Canadian Couch Potato broke the news last week that Scotia iTrade became the first discount broker in Canada to offer commission-free trading on some exchange-traded funds. Out of the 200 or so ETFs available on the TSX, Scotia iTrade will not charge commissions on forty-six ETFs: 31 from Claymore, 8 from iShares and 7 from Horizons. There is refreshingly little fine print on the deal: the trades must be placed online or via telephone and ETF must be held for a minimum of one business day.

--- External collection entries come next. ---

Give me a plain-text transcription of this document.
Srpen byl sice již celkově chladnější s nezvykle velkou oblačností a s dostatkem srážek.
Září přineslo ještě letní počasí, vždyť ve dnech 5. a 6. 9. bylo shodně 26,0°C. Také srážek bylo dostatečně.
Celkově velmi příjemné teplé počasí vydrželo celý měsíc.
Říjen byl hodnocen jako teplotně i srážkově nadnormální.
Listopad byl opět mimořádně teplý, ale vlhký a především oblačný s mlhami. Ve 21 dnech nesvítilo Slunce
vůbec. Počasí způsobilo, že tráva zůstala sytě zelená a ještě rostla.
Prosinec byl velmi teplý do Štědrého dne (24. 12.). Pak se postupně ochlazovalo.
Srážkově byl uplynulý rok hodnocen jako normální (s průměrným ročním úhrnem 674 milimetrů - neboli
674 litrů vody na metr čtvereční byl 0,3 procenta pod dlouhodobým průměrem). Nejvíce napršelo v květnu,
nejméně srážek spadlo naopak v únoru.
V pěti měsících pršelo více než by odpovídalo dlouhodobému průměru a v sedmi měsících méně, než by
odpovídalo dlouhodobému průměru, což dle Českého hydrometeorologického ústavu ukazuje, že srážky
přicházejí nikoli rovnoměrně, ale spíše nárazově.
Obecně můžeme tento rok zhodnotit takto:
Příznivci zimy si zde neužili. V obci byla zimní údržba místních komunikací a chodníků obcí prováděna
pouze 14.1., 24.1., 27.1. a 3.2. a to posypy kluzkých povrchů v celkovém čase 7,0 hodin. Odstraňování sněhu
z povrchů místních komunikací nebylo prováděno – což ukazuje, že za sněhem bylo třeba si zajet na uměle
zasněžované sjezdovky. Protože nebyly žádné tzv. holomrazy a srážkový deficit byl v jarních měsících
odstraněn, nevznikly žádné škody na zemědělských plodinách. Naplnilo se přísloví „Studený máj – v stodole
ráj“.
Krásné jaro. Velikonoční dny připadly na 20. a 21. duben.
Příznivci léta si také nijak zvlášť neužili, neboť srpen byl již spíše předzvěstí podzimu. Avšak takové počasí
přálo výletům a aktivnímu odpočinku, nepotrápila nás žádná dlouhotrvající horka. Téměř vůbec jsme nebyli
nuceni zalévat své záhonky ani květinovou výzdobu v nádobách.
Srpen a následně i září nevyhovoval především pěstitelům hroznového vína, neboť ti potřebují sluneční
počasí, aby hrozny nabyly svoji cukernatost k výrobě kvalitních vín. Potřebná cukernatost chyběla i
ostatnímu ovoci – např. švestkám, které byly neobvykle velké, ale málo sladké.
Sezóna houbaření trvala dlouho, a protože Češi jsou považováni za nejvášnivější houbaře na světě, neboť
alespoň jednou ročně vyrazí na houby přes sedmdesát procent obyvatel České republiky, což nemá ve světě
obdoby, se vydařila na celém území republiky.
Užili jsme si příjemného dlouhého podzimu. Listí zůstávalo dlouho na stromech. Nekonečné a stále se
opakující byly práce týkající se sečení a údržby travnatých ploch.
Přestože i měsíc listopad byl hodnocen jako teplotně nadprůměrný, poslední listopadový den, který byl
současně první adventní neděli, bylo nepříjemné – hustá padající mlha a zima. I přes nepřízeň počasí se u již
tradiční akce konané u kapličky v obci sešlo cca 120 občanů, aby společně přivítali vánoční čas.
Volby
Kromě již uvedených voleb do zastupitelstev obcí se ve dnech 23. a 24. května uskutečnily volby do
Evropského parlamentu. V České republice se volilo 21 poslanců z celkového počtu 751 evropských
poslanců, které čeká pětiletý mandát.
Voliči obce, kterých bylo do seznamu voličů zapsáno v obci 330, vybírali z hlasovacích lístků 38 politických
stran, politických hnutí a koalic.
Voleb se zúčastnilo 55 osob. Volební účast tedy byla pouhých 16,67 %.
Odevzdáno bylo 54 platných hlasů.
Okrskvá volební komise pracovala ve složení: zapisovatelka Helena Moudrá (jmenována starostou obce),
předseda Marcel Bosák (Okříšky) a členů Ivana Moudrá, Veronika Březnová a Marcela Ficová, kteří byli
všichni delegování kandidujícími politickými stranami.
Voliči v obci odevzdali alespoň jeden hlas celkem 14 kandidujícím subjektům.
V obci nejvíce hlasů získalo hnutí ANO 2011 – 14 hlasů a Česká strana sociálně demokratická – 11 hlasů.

The list of Claymore ETFs sans commissions is so extensive that an investor can assemble a portfolio composed of broadly-diversified asset classes from the ETFs in it. For example, one could assemble a portfolio similar to the Sleepy Portfolio out of the Claymore 1-5 Year Laddered Govt. Bond ETF (TSX: CLF), Horizons S&P/TSX 60 Index ETF (TSX: HXT), Claymore US Fundamental Index ETF (TSX: CLU.C), Claymore International Fundamental Index ETF (TSX: CIE), Claymore Broad Emerging Markets ETF (TSX: CWO) and perhaps a smidgen of Claymore Global Real Estate ETF(TSX: CGR).

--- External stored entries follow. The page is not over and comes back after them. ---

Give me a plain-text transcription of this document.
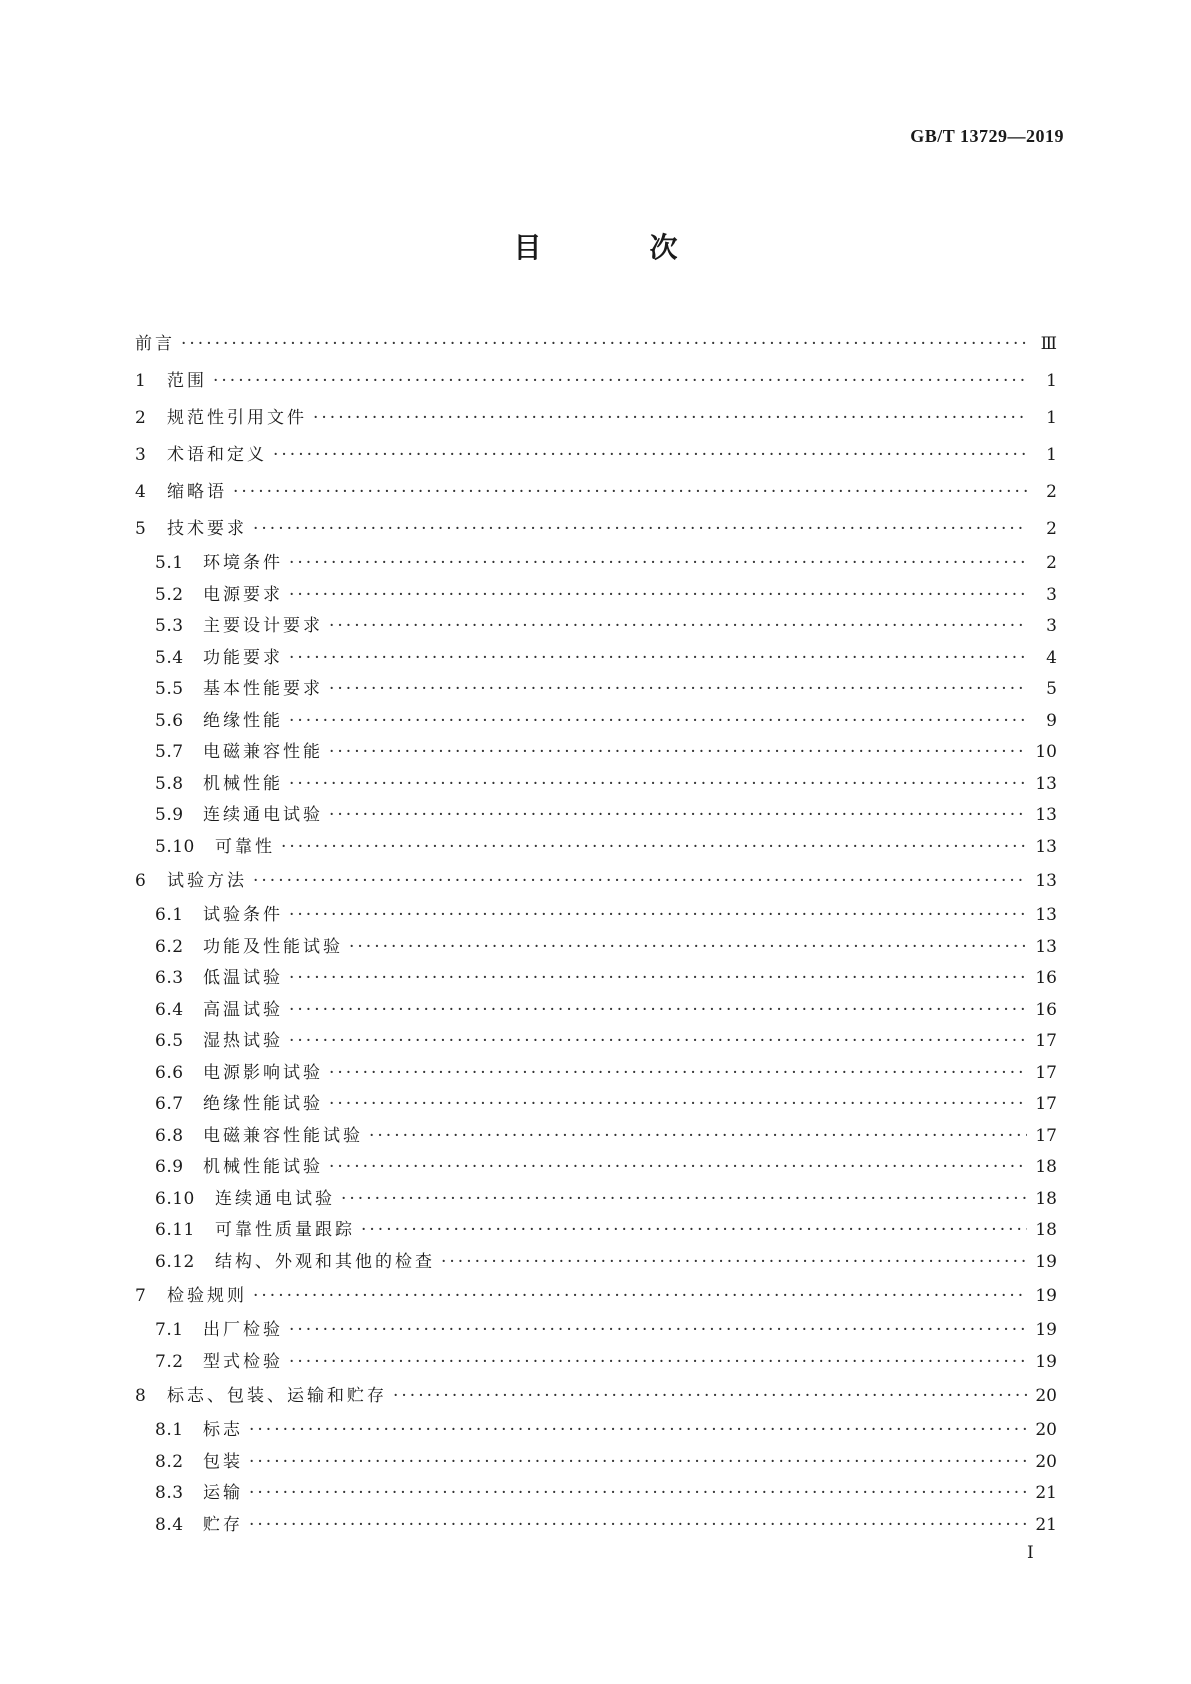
GB/T 13729—2019
目　次
前言 ·····	Ⅲ
1	范围 ·····	1
2	规范性引用文件 ·····	1
3	术语和定义 ·····	1
4	缩略语 ·····	2
5	技术要求 ·····	2
5.1	环境条件 ·····	2
5.2	电源要求 ·····	3
5.3	主要设计要求 ·····	3
5.4	功能要求 ·····	4
5.5	基本性能要求 ·····	5
5.6	绝缘性能 ·····	9
5.7	电磁兼容性能 ·····	10
5.8	机械性能 ·····	13
5.9	连续通电试验 ·····	13
5.10	可靠性 ·····	13
6	试验方法 ·····	13
6.1	试验条件 ·····	13
6.2	功能及性能试验 ·····	13
6.3	低温试验 ·····	16
6.4	高温试验 ·····	16
6.5	湿热试验 ·····	17
6.6	电源影响试验 ·····	17
6.7	绝缘性能试验 ·····	17
6.8	电磁兼容性能试验 ·····	17
6.9	机械性能试验 ·····	18
6.10	连续通电试验 ·····	18
6.11	可靠性质量跟踪 ·····	18
6.12	结构、外观和其他的检查 ·····	19
7	检验规则 ·····	19
7.1	出厂检验 ·····	19
7.2	型式检验 ·····	19
8	标志、包装、运输和贮存 ·····	20
8.1	标志 ·····	20
8.2	包装 ·····	20
8.3	运输 ·····	21
8.4	贮存 ·····	21
Ⅰ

Claymore and Scotia iTrade deserve a pat on the back for this innovation. However, investors should carefully calculate for themselves whether switching to iTrade (if necessary) and picking products from the commission-free ETF list will result in lower costs overall. Trading commissions, after all, are only one component of investing costs. Investors should also consider Mangement Expense Ratios, turnover, tracking errors, bid-ask spreads and the tax implications of switching investments in a taxable account.
For example, John, a passive investor with $10,000 in the iShares S&P TSX ETF (TSX: XIU) and making 6 transactions per year in a RRSP account can lower overall investment costs by switching to Claymore Canadian Fundamental Index ETF (TSX: CRQ) in a Scotia iTrade account (I admit that this example is a bit contrived because the investor will be better off investing in the TD Canadian Index e-Series instead). The investor was earlier paying $17 in XIU MER and $180 in trading commissions at $30 per trade for a total of $197. After switching to iTrade and CRQ, John will be paying almost $100 less in total costs. The commissions are free and CRQ’s charges 0.71% in MERs, so the total cost after switching to iTrade drops to $71.

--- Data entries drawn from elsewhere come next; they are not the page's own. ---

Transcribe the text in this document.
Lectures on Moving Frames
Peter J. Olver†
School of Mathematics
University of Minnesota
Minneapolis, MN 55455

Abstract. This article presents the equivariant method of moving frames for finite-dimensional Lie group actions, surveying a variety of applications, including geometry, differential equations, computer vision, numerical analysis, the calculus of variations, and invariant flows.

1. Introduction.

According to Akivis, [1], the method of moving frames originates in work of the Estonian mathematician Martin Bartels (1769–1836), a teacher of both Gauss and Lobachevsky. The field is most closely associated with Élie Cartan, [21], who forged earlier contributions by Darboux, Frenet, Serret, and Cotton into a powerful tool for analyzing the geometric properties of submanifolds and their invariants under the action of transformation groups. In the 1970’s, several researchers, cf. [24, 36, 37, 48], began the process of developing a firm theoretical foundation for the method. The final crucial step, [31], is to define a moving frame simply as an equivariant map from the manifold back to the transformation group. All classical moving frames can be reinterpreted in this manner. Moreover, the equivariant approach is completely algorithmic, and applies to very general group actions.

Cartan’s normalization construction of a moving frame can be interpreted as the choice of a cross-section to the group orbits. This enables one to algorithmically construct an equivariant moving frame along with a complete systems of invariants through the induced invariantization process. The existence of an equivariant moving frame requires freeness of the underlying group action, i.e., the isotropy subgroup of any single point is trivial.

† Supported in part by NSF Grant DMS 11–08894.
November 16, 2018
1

The experience of Jane, another investor with $100,000 allocated to XIU and making the same six transactions per year is much different. Jane is paying $170 in XIU’s MER but just $60 in trading commissions for a total of $230. Moving accounts to Scotia iTrade and switching to CRQ is more expensive for Jane because she will now be paying $710 in CRQ fees.
Personally, I find one very interesting ETF in the list — the Horizons US Dollar Currency ETF (DLR). With trading commissions eliminated on this ETF, converting currency from CAD to USD or vice-versa should become even cheaper at Scotia iTrade. Eliminating commissions on a trade an investor is going to make anyway is obviously a good thing. For all other trades, the analysis gets a lot more complicated and the benefits a lot murkier.